Apple and its partner and exclusive U.S. iPhone service provider, AT&T, are preparing to unleash a slew of software updates. Among them is an iChat Instant Messaging application, says Richard Doherty, director for consultancy The Envisioneering Group. The iChat function should be announced this summer, says Doherty, citing conversations with Apple executives.
Representatives of the company decline to discuss planned iPhone applications, but copies of an iPhone-related training manual produced by AT&T and a survey AT&T sent to its iPhone users have made their way onto the Web recently. Both mention iChat, currently not supported on the iPhone.
Besides instant messaging, iChat for the iPhone will also support audio chat among as many as five people, Doherty says. Unlike iChat for Macintosh computers, the software won’t support video conferencing, as the current version of iPhone lacks a video camera. It’s possible iPhone’s chat function will also let users dictate messages. “We are working closely with Apple to provide a more robust experience in the future,” says AT&T spokesman Mark Siegel. He declined to address the prospect that iChat will be added to the iPhone.
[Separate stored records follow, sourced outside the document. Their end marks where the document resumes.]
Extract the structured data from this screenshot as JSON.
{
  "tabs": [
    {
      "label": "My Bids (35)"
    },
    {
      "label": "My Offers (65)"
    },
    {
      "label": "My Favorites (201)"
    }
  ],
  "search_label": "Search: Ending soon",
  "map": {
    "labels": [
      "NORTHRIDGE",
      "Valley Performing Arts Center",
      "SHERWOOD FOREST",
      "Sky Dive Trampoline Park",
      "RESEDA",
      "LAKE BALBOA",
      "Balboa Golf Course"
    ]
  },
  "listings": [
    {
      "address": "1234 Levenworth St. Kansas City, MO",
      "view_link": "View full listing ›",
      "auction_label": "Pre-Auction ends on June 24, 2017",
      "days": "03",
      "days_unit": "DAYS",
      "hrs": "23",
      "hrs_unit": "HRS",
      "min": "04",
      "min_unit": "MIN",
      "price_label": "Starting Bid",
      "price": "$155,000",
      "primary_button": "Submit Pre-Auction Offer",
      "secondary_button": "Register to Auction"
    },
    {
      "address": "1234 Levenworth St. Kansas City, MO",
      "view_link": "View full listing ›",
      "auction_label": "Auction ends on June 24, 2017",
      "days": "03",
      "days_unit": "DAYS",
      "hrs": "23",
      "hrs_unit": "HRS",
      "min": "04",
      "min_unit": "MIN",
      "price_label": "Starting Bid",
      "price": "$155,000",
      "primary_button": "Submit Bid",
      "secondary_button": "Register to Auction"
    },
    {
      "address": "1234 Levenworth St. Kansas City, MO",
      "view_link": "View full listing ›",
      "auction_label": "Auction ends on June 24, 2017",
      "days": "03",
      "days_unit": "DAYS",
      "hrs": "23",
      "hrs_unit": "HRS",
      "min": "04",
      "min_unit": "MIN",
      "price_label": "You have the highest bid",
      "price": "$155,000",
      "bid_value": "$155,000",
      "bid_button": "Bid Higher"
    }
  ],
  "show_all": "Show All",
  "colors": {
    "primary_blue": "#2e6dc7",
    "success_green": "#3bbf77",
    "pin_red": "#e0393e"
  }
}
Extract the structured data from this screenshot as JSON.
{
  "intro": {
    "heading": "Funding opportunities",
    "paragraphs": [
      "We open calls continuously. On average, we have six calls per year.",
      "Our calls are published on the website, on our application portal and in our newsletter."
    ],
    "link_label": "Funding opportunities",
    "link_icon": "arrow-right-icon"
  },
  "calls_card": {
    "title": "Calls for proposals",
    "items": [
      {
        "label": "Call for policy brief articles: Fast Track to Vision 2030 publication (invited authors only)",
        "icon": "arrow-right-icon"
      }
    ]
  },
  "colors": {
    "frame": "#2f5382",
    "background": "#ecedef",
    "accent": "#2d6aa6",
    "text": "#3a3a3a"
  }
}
Indeed, iChat is likely only one of several applications and software upgrades likely to be added to the iPhone in the coming weeks. That doesn’t include more than 150 applications that independent developers have announced for the iPhone, which went on sale in the U.S. on June 29. These third-party applications, available through various Web sites, allow for such features as news, weather, games and even cookbook recipes. An early July iPhoneDevCamp had resulted in 58 more applications, including software turning the phone into a dictation device and an iPhone counter, keeping track of the total number of iPhones in the world.
Apple may also be considering introducing support for Adobe’s (ADBE) Flash software, which lets users view crisp online video and graphics on the Web, says a software developer familiar with the matter. Adobe’s Flash Player would make iPhone users’ Web browsing experience more seamless by supporting Flash-based Web sites and applications. The Flash Player, used for viewing rich content such as video, is more widely used than any other, including Java and RealOne Player. Adobe declined to comment.
But Bill Perry, who manages global developer relations for mobile and devices IS at Adobe, has recently posted a long article on his blog, flashdevices.net, urging developers to ask Apple for Flash support. “We suggest that developers speak to Apple directly about what technologies the iPhone will support and integrate,” he wrote. “It's important to note that our relationship with Apple continues to be strong. Naturally we believe that support for Flash is essential for any mobile device that wants to deliver a great experience for customers.”
More applications from Google and Yahoo could be forthcoming as well. The phone already wirelessly streams YouTube videos, supports Google Maps, and features built-in Google and Yahoo search. More applications from Google in particular could be coming soon, Doherty reckons. Google, whose CEO Eric Schmidt sits on Apple’s board, may collaborate with Apple on a mobile voice search application, providing for search via voice commands and/or text messages. Google is currently testing what could be a prototype, Google Voice Local Search, which can be reached at 1-800-Goog-411.
Analysts also expect Apple to make a series of minor changes to existing applications to make the iPhone easier to use. One tweak that may come out soon would be availability of landscape mode for more iPhone applications, believes Shaw Wu, an analyst with American Technology Research. Today, the phone’s users can watch movies and surf the Web in a landscape mode, but they can only type e-mails in portrait. Meanwhile, typing in a landscape mode would be easier. “It’s something that a lot of users would welcome,” he says.
The users may also welcome a cheaper version of the iPhone, an iPhone Nano that a recent J.P. Morgan report claims is in the works for release later this year. The phone, likely to be operated with a scroll wheel, is expected to retail for less than $300, according to the report, and to sell as many as 40 million units next year.